でも、今リースが決めたらエトワール・ヴィアラッテアを選んでしまいそうだし。
「じゃあ、四人で回ればいいだろう」
「はあ?」
「は?」
リースとエトワール・ヴィアラッテアは同じタイミングでアルベドを見た。私も、は? と言いかけたが、あれほど頼らないって決めたアルベドが助け舟を出してくれたことに対して思うことがあり、口をふさぐしかなかった。
この二人が四人で回るなんてこと了承するわけがないのに。
「何を言っているんだ、アルベド・レイ。そんな四人でなど……」
「だが、決めかねてるみたいじゃねえか。お前が、本当に聖女様を愛しているんなら即決できるはずだろ?でも出来ねえってことは、ステラに何かしら思いがあるってことだ」
「……」
「気づいてんだろ?違和感。ステラは魅力的だからな」
と、アルベドは私の肩を抱いた。それだけで、リースの表情が動き、私は幽霊でも見ているのだろうか、という表情でリースを見てしまった。

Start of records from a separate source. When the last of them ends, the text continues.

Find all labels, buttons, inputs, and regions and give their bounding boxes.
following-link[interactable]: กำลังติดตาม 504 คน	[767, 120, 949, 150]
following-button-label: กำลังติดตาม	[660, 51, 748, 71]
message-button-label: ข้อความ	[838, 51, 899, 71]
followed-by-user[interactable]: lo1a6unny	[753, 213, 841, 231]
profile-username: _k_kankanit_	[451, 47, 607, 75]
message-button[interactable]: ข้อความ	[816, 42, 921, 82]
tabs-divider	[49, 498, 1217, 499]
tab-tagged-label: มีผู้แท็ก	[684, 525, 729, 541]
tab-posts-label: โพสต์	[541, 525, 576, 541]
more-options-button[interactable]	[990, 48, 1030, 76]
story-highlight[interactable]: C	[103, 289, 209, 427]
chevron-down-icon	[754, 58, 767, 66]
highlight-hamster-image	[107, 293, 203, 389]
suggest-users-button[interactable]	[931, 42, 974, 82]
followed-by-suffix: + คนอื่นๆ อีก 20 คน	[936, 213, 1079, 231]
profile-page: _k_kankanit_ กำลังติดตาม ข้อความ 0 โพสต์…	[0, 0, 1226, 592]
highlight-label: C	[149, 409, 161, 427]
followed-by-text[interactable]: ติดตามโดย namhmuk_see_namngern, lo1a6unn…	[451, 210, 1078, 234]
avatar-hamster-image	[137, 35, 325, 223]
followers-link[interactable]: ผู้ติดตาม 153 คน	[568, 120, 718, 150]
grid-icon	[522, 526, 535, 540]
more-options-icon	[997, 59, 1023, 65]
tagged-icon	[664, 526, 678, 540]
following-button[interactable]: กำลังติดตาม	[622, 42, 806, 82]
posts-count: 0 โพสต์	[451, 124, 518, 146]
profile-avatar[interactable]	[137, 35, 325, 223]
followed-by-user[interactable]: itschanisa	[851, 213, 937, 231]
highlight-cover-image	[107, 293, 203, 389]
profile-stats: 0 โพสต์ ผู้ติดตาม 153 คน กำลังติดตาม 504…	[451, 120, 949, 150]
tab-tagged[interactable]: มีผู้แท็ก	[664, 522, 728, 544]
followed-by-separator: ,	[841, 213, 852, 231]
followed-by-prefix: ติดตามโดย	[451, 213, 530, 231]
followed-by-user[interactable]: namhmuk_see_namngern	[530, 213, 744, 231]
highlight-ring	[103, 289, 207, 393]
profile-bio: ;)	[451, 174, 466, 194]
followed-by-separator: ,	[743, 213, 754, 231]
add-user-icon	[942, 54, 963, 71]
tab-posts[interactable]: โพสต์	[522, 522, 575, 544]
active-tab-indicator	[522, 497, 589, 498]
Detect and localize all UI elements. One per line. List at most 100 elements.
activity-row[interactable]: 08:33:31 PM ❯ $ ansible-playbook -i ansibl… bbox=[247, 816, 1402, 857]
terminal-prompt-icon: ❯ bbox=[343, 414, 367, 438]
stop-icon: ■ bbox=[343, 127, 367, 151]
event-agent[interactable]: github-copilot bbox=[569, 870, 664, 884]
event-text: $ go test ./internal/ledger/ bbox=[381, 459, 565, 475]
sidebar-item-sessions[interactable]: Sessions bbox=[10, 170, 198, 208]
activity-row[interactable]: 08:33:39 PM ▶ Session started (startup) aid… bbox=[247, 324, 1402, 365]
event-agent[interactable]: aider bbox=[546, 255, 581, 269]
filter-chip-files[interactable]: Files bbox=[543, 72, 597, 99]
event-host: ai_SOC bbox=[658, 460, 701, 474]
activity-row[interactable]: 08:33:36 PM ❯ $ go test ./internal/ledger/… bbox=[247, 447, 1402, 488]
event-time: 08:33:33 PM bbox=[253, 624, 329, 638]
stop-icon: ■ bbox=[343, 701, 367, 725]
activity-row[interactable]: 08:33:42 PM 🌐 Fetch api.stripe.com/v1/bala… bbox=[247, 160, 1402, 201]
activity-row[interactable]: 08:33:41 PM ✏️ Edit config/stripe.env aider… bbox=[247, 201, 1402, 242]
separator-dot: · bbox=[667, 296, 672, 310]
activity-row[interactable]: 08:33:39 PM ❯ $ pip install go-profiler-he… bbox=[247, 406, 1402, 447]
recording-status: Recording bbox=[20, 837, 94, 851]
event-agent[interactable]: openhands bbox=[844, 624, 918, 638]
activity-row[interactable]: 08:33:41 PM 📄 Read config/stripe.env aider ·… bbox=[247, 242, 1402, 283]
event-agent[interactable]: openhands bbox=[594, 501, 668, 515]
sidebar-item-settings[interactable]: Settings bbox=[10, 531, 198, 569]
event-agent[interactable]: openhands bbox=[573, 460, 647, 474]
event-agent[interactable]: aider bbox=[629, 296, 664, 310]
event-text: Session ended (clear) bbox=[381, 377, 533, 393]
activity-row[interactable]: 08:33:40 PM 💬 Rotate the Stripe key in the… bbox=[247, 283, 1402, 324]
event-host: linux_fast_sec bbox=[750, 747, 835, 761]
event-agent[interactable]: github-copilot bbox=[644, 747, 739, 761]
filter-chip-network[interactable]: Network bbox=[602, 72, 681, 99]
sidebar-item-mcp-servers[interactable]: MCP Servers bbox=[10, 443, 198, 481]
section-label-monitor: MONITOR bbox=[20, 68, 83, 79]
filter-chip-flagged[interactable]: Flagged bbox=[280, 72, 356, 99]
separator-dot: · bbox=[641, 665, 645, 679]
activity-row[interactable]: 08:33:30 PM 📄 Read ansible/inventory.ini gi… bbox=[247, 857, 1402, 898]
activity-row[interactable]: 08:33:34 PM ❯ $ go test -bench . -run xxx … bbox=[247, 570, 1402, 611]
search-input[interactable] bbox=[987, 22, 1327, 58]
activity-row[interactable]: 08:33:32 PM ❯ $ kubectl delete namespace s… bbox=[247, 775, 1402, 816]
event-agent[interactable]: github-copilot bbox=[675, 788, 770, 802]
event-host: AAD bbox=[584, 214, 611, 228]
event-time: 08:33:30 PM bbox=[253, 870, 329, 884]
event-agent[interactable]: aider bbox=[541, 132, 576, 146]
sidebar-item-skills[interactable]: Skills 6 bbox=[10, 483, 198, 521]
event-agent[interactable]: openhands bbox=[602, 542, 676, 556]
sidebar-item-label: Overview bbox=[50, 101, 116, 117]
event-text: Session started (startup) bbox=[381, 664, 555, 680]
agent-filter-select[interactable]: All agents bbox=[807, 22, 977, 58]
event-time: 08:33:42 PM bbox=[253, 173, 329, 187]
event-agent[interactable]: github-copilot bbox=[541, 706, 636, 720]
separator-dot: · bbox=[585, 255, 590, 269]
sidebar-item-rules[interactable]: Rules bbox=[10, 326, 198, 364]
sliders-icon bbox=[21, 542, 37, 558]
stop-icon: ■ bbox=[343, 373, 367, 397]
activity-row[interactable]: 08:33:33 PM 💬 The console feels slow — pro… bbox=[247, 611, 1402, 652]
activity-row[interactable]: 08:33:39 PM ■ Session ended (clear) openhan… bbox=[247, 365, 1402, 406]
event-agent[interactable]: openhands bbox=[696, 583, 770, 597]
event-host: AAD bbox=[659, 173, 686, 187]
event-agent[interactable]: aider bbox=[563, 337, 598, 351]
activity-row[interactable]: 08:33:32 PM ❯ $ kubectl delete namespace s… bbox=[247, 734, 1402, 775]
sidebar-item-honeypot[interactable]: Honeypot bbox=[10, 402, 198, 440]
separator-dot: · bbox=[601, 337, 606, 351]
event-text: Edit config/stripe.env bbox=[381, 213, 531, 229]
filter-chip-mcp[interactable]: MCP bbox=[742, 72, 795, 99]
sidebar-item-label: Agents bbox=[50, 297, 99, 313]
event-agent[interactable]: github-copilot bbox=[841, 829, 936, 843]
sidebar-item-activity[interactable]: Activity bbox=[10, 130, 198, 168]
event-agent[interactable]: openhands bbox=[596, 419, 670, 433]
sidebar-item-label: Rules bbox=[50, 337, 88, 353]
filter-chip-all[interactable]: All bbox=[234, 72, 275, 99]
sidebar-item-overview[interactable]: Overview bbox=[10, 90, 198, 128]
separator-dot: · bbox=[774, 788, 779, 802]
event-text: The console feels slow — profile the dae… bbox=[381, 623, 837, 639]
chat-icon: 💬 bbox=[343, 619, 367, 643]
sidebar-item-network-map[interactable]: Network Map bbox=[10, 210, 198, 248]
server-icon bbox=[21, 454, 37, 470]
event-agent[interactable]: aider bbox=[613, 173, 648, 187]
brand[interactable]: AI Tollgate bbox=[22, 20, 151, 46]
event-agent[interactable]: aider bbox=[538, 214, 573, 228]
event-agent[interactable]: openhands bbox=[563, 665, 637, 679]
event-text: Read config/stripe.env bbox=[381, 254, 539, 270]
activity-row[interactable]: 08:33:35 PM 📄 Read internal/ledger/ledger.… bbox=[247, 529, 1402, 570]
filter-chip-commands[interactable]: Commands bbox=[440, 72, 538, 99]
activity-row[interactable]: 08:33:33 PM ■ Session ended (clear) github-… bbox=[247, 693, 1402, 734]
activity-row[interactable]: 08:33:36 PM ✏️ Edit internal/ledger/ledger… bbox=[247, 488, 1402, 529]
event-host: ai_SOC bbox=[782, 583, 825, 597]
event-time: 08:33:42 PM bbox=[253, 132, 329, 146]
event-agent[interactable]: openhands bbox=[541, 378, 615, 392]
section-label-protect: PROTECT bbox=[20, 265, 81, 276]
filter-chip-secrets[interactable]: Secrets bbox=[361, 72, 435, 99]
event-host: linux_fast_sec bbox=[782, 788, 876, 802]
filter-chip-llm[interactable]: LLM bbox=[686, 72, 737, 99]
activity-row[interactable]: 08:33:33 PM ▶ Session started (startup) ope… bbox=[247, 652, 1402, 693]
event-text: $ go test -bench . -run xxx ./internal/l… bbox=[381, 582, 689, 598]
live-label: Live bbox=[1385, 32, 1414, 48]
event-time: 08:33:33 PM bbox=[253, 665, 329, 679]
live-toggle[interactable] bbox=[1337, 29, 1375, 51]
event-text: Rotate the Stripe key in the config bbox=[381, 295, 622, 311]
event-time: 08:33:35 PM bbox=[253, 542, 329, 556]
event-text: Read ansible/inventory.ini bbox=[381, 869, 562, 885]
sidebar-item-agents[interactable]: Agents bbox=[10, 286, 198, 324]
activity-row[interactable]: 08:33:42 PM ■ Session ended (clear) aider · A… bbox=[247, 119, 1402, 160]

好感度は変わっていないのに、確かに彼の視線が、興味が私に移ったこと、それが一瞬であってもだ。
リースはぐっとこぶしを握ると、俯いた。エトワール・ヴィアラッテアはハッとしたような表情で私の方を見た。そして、次の瞬間には忌々しそうに爪を噛み、ぎちぎちと音を鳴らす。
「お前……」
やっと気づいたのだろうか。それとも、気づかない、撮るに足りない相手だと見下していたからだろうか。
(まあ、いつかはバレると思っていたし、仕方ないけれど……)
どう出るかは少しだけ気になるところである。それでも、泣いてしまった以上、もう怖いものなんて何もなくて、私は少しだけ気が大きかった。
「り、リース。私は反対よ。四人で回るなんて。だって、リースと一緒に来たくてここに来たのに。私との約束を裏切るの?」
泣き落としは――といっていた人間が何をいうんだろうかと、見てて呆れる。それだけでも、小物だと思ってしまうが、彼女が図太いことはよく知っているため、これだけじゃ注意ならない、と私は睨むだけでやめる。少し焦っている様子が見えて、彼女も予測不可能な事態があるんだと、一つ参考になった。こういうふうに攻めていけば、きっとリースを取り戻せると。
ただ、リースがどう出るかが問題である。アルベド言葉がどれほど帝国に影響力があるかは分からないが、聖女が洗脳魔法を使うということを訴えたら、エトワール・ヴィアラッテアはどうなるだろうか、とふと考えてみる。ただ、それさえも洗脳魔法でかき消してしまうだろうが。
(ねえ、リース、どうなの?)
心の中の呼びかけに答えるように、リールはふわりと顔を上げた。